リモートワーク継続がオフィス回帰か、政府・企業に求められること

 日本の政府・企業には何が求められるだろうか。政府は、リモートワークの推進に向けた取り組みを続けるべきである。

 前述の研究が示すように、リモートワークは子育て世代や地方人材の労働参加を後押しする有効な政策手段である。人口減少・高齢化により人手不足が深刻化している日本では、働く意欲のある人全てに働いてもらえるような環境整備が重要であり、その意味でリモートワーク推進による就業機会拡大の重要性は他国よりも高いはずである。

 実際、「就業希望はあるが求職活動をしていない人」は2025年4~6月時点で約220万人存在しているが、そのうち約半分(約110万人)は、求職活動をしていない理由として、①育児・介護など、②健康上の理由、③近くに仕事がないという理由を挙げている(図表)。

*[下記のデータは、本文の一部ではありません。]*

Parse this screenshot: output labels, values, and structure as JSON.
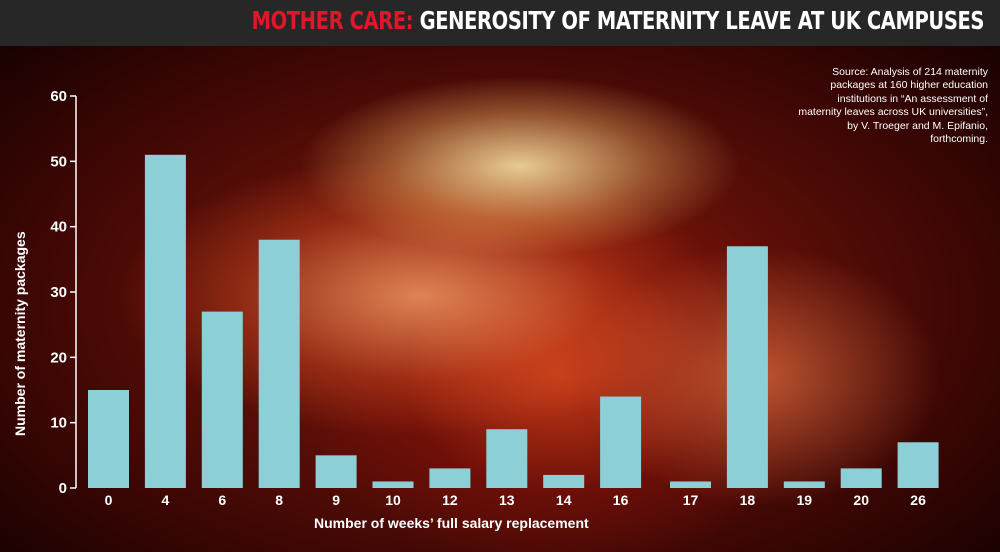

図表:就業希望はあるが求職活動をしていない人数とその理由(出所:総務省)図表:就業希望はあるが求職活動をしていない人数とその理由(出所:総務省)

 これらの理由による就業希望者のうち一定割合は、リモートワークにより就業ハードルを下げれば働くことができる可能性があるとみられ、有力な追加労働力候補とみなすことができるように思う。

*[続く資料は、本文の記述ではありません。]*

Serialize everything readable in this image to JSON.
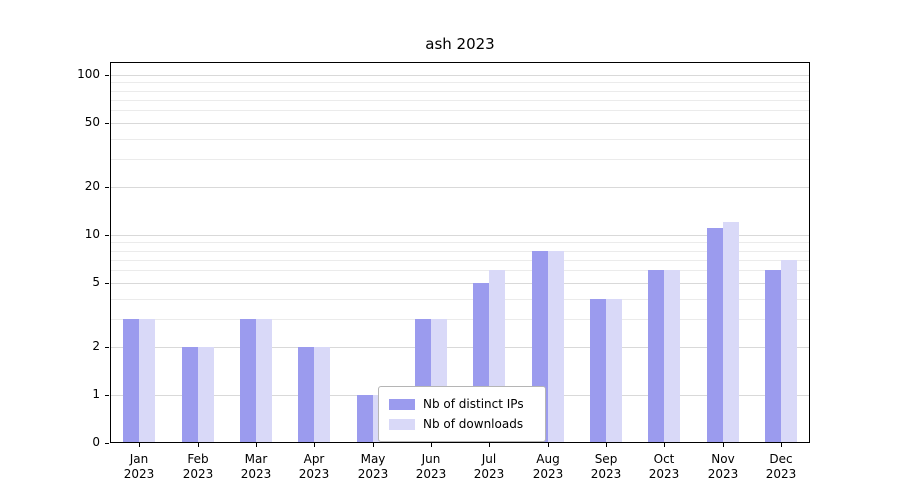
{
  "chart_data": {
    "type": "bar",
    "title": "ash 2023",
    "categories": [
      "Jan",
      "Feb",
      "Mar",
      "Apr",
      "May",
      "Jun",
      "Jul",
      "Aug",
      "Sep",
      "Oct",
      "Nov",
      "Dec"
    ],
    "year": "2023",
    "series": [
      {
        "name": "Nb of distinct IPs",
        "color": "#9b9bee",
        "values": [
          3,
          2,
          3,
          2,
          1,
          3,
          5,
          8,
          4,
          6,
          11,
          6
        ]
      },
      {
        "name": "Nb of downloads",
        "color": "#d9d9f8",
        "values": [
          3,
          2,
          3,
          2,
          1,
          3,
          6,
          8,
          4,
          6,
          12,
          7
        ]
      }
    ],
    "xlabel": "",
    "ylabel": "",
    "yscale": "symlog",
    "ylim": [
      0,
      120
    ],
    "yticks_major": [
      0,
      1,
      2,
      5,
      10,
      20,
      50,
      100
    ],
    "yticks_minor": [
      3,
      4,
      6,
      7,
      8,
      9,
      30,
      40,
      60,
      70,
      80,
      90
    ],
    "grid": "horizontal",
    "legend_position": "lower-center-inside"
  }
}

「地方創生」の文脈では、地方の人口減少(≒首都圏への人口流出)が問題視されることが多い。この観点でもリモートワーク推進には大きなポテンシャルがある。

 つまり、「恒久的なフルリモート」にコミットする企業が増えれば、そうした企業で働く限りにおいて居住地と勤務地を一致させる必要がなくなる。そうなれば、住環境が良好で、住居費の安い地方への移住を検討する人は増えるだろう。恒久的なフルリモートにコミットする企業に(例えば)税制優遇を与えるといったインセンティブ付けには一考の余地があると思う。